On reconnaîtra dans cette analyse de l’athéisme en tant que moralisme des échos d’un certain progressisme catholique de la moitié du vingtième siècle. Ce dernier ce serait positionné comme la religion du salut individuel et aurait renoncé à poser sur un plan historique universel le problème du sens de l’existence et donc de la souffrance humaine : « Par-là, il a restreint l’horizon de son espérance et n’a même pas reconnu suffisamment la grandeur de sa tâche » (§25 et 22, 42).

Voilà donc l’autocritique à laquelle le Pape invite le christianisme contemporain et voilà pourquoi « Spe salvi » pose à nouveau la grande question de « l’injustice dans l’histoire ». Et les thèmes de l’augustinisme ratzingerien reviennent alors : si « le monde est comme un pressoir », quel sens donner aux souffrances de ceux qui pendant des millénaires ont été « pressés » ? Les philosophies de l’histoire des siècles passés en ont fait le « matériau » sur lequel le progrès construisait laborieusement son chemin : l’homme parvenu à sa perfection aurait pu tourner la tête vers eux et leur dire : « Nous sommes finalement parvenus à notre but, mais si nous le sommes, c’est également grâce à vos tribulation ». Ce qui attribuait une valeur simplement instrumentale à ces innombrables existences, mais il s’agissait quand même d’un certain sens. À présent, avec la crise irréversible de ces conceptions historiques, avec la reconnaissance diffuse que l’histoire n’a pas de « sens », toutes ces vies risquent de perdre définitivement la moindre signification.

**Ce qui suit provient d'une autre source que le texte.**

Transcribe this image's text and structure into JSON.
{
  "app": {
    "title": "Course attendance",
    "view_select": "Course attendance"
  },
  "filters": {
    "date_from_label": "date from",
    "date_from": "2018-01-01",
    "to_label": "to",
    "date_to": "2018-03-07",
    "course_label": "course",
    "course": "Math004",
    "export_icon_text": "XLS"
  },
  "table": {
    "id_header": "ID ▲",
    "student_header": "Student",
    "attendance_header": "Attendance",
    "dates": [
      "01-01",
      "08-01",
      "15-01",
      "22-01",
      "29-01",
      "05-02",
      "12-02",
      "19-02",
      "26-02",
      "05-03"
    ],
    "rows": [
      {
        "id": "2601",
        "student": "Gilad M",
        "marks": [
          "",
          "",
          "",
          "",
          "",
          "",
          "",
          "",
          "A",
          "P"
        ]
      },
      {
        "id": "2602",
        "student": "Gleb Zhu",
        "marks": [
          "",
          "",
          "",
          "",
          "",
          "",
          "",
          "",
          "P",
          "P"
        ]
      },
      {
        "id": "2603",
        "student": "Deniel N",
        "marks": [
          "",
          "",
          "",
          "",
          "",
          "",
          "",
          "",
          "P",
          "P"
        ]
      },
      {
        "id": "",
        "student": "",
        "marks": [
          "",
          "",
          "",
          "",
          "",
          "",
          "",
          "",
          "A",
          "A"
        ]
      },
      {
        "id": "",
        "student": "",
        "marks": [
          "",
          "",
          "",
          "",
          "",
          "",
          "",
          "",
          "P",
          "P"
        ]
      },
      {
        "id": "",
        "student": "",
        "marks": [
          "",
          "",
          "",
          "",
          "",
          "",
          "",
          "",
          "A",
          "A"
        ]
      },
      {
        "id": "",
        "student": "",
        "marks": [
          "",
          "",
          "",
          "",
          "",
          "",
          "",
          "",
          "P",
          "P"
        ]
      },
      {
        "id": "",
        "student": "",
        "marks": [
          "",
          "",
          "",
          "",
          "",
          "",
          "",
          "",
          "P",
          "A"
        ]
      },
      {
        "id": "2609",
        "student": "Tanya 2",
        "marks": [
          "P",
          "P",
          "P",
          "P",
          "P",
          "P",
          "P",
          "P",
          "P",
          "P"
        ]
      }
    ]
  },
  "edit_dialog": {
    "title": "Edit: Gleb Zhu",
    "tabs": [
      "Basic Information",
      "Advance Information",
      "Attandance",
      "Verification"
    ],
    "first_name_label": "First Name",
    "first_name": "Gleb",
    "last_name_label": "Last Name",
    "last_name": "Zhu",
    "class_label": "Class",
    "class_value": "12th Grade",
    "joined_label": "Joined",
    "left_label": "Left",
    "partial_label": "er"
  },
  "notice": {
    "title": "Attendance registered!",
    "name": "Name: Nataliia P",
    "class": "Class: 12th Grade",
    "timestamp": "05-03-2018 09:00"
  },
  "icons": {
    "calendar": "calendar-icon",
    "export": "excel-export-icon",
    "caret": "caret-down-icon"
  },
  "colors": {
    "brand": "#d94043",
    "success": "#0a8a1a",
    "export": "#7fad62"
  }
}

La question que Benoît pose à l’homme contemporain est donc la suivante : devons-nous nous résigner au fait que l’injustice ait le dernier mot dans l’histoire humaine ? Que les souffrances des siècles passés et du présent soient sans rachat ? C’est dans cette perspective qu’il parle à nouveau avec force du « jugement final », non pas dans une optique apocalyptico-punitive, mais comme raison d’espérer, susceptible de rétablir un équilibre dans l’économie de l’histoire du monde. « Je suis convaincu – dit-il en se mettant en jeu à la première personne – que la question de la justice constitue l’argument essentiel, en tout cas l’argument le plus fort, en faveur de la foi dans la vie éternelle. Le besoin seulement individuel d’une satisfaction qui dans cette vie nous est refusée, de l’immortalité de l’amour que nous attendons, est certainement un motif important pour croire que l’homme est fait pour l’éternité, mais seulement en liaison avec le fait qu’il est impossible que l’injustice de l’histoire soit la parole ultime, la nécessité du retour du Christ et de la vie nouvelle devient totalement convaincante. »

La perspective du jugement dernier – le Pape insiste également sur ce point – n’implique pas une résignation contre les injustices du présent mais au contraire « appelle à la responsabilité » de chacun (§44), et nous pousse à une éthique qui ne soit pas platement eudémoniste mais à « préférer, même dans les petits choix de la vie quotidienne, le bien à la commodité – sachant que c’est justement ainsi que nous vivons vraiment notre vie ». Une telle éthique « ascétique » nous est parfois indiquée par de nombreuses attitudes charitables contemporaines : « Mais dans les épreuves vraiment lourdes, où je dois faire mienne la décision définitive de placer la vérité avant le bien-être, la carrière, la possession », bref quand la vie est en jeu, « la certitude de la véritable, de la grande espérance, dont nous avons parlé, devient nécessaire » (§39).

L’espérance chrétienne – dans l’encyclique de Benoît XVI – réacquiert ainsi une dimension supra-individuelle, cosmico-historique pourrait-on dire. Elle se présente comme la seule qui soit en mesure de donner un sens à l’histoire universelle.